Nday Christiane M, Halevas Eleftherios, Jackson Graham E, Salifoglou Athanasios
Laboratory of Inorganic Chemistry, Department of Chemical Engineering, Aristotle University of Thessaloniki, Thessaloniki 54124, Greece; Department of Chemistry, University of Cape Town, Rondebosch 7700, Cape Town, South Africa.
Laboratory of Inorganic Chemistry, Department of Chemical Engineering, Aristotle University of Thessaloniki, Thessaloniki 54124, Greece.
J Inorg Biochem. 2015 Apr;145:51-64. doi: 10.1016/j.jinorgbio.2015.01.001. Epub 2015 Jan 10.
Neurodegenerative diseases entail deeply complex processes, intimately associated with progressive brain damage reflecting cellular demise. Biochemical reactivity linked to such processes in Alzheimer's disease involves, among others, metal-induced oxidative stress contributing to neuronal cell death. Prominent among redox active metals inducing oxidative stress is Cu(II). Poised to develop molecular technology counteracting oxidative stress, efforts were launched to prepare bioactive hybrid nanoparticles, capable of working as host-carriers of potent antioxidants, such as the natural flavonoid quercetin. Employing synthetic protocols consistent with the assembly of silica nanoparticles, PEGylated and CTAB-modified materials were synthesized.

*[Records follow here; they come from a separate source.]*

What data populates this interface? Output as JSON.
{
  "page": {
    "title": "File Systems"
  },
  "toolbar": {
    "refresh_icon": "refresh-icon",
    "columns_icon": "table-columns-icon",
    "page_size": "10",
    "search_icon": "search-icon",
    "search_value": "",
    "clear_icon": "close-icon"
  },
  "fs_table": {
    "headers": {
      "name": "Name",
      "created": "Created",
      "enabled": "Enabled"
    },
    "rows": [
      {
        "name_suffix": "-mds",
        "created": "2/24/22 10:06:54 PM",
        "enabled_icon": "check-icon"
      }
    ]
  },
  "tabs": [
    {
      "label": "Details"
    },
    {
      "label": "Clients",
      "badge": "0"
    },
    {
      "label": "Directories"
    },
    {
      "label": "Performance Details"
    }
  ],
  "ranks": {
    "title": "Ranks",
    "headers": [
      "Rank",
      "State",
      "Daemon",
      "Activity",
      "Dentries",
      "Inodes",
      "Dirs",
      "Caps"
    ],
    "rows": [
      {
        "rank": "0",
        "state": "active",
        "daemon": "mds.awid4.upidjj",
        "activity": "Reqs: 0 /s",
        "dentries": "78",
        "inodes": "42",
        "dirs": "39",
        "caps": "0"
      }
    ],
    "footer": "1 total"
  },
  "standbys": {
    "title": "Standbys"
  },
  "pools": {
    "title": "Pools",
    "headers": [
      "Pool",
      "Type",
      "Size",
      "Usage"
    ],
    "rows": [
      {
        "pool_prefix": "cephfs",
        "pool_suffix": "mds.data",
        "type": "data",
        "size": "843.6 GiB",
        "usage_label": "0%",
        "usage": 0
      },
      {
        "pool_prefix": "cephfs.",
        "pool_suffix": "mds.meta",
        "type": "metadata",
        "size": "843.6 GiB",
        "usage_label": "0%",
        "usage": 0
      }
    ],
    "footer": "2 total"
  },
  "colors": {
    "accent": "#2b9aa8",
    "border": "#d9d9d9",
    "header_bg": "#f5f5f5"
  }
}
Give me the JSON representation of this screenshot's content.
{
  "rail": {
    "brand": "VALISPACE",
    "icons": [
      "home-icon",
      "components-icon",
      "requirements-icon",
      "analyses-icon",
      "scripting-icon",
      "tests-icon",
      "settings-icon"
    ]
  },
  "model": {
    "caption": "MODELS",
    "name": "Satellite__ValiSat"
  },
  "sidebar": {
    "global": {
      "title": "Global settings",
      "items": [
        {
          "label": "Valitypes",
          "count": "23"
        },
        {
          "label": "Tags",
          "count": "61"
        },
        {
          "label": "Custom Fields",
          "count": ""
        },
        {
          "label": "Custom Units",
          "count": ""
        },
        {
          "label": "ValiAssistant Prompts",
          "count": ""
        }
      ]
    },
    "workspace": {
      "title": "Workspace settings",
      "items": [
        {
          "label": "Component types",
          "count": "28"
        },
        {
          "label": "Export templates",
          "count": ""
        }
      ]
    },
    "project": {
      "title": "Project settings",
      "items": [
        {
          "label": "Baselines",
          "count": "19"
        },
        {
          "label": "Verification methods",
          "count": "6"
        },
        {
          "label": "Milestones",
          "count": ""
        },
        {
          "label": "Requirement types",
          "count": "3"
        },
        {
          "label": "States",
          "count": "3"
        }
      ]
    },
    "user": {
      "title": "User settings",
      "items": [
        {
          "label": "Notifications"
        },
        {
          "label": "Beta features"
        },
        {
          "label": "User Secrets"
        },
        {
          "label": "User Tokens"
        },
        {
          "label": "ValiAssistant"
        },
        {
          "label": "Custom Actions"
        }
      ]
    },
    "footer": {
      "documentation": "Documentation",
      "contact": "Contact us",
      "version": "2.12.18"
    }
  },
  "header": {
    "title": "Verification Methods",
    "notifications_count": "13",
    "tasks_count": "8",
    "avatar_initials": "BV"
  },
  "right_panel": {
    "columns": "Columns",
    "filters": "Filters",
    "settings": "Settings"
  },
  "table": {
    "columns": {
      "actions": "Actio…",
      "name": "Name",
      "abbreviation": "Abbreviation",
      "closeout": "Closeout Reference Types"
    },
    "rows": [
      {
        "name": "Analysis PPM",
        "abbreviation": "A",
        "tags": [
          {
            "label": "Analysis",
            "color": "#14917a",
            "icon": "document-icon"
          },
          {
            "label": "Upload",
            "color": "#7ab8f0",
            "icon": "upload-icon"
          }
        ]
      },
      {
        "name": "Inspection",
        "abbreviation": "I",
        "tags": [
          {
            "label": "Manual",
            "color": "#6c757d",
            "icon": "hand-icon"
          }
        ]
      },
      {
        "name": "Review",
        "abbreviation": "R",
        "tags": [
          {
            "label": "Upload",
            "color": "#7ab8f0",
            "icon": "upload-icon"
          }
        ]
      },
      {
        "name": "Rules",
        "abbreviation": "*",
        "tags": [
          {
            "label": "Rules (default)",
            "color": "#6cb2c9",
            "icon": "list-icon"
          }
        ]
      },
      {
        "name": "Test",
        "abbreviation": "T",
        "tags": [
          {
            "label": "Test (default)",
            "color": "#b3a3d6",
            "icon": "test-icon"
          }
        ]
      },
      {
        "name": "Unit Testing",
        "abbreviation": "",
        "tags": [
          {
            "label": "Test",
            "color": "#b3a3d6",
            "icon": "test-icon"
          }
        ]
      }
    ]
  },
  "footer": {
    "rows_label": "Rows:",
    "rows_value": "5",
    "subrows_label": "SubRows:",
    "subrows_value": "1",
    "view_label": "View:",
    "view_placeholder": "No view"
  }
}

Subsequent concentration-dependent loading of quercetin led to well-defined molecular carriers, the antioxidant efficiency of which was determined through drug release studies using UV-visible spectroscopy. The physicochemical characterization (elemental analysis, particle size, z-potential, FT-IR, thermogravimetric analysis, scanning electron microscopy) of the empty and loaded silica nanoparticles led to the formulation of optimized material linked to the delivery of the encapsulated antioxidant to primary rat hippocampal cultures under oxidative stress. Entrapment and drug release studies showed a) the competence of hybrid nanoparticles as far as the loading capacity in quercetin (concentration dependence), b) congruence with the physicochemical features determined, and c) the release profile of the nanoparticle load under oxidative stress in neuronal cultures. The bio-activity profile of quercetin nanoparticles in a neurodegenerative environment brought on by Cu(II) a) denotes the improved specificity of antioxidant reactivity counteracting oxidative stress, and b) sets the stage for the development of molecular protection and preventive medical nanotechnology of relevance to neurodegenerative Alzheimer's disease.
神经退行性疾病涉及极其复杂的过程,与反映细胞死亡的进行性脑损伤密切相关。在阿尔茨海默病中,与此类过程相关的生化反应尤其涉及金属诱导的氧化应激,这会导致神经元细胞死亡。在诱导氧化应激的氧化还原活性金属中,铜(II)最为突出。为了开发对抗氧化应激的分子技术,人们努力制备生物活性杂化纳米颗粒,使其能够作为强力抗氧化剂(如天然黄酮类化合物槲皮素)的宿主载体。采用与二氧化硅纳米颗粒组装一致的合成方案,合成了聚乙二醇化和十六烷基三甲基溴化铵修饰的材料。随后槲皮素的浓度依赖性负载产生了明确的分子载体,其抗氧化效率通过使用紫外可见光谱的药物释放研究来确定。对空的和负载的二氧化硅纳米颗粒进行的物理化学表征(元素分析、粒径、ζ电位、傅里叶变换红外光谱、热重分析、扫描电子显微镜)导致了优化材料的配方,该材料与在氧化应激下将封装的抗氧化剂递送至原代大鼠海马体培养物有关。包封和药物释放研究表明:a)杂化纳米颗粒在槲皮素负载能力方面(浓度依赖性)的能力;b)与所确定的物理化学特征相符;c)在神经元培养物中氧化应激下纳米颗粒负载的释放曲线。槲皮素纳米颗粒在由铜(II)引发的神经退行性环境中的生物活性概况:a)表明抗氧化反应对抗氧化应激的特异性提高;b)为与神经退行性阿尔茨海默病相关的分子保护和预防性医学纳米技术的发展奠定了基础。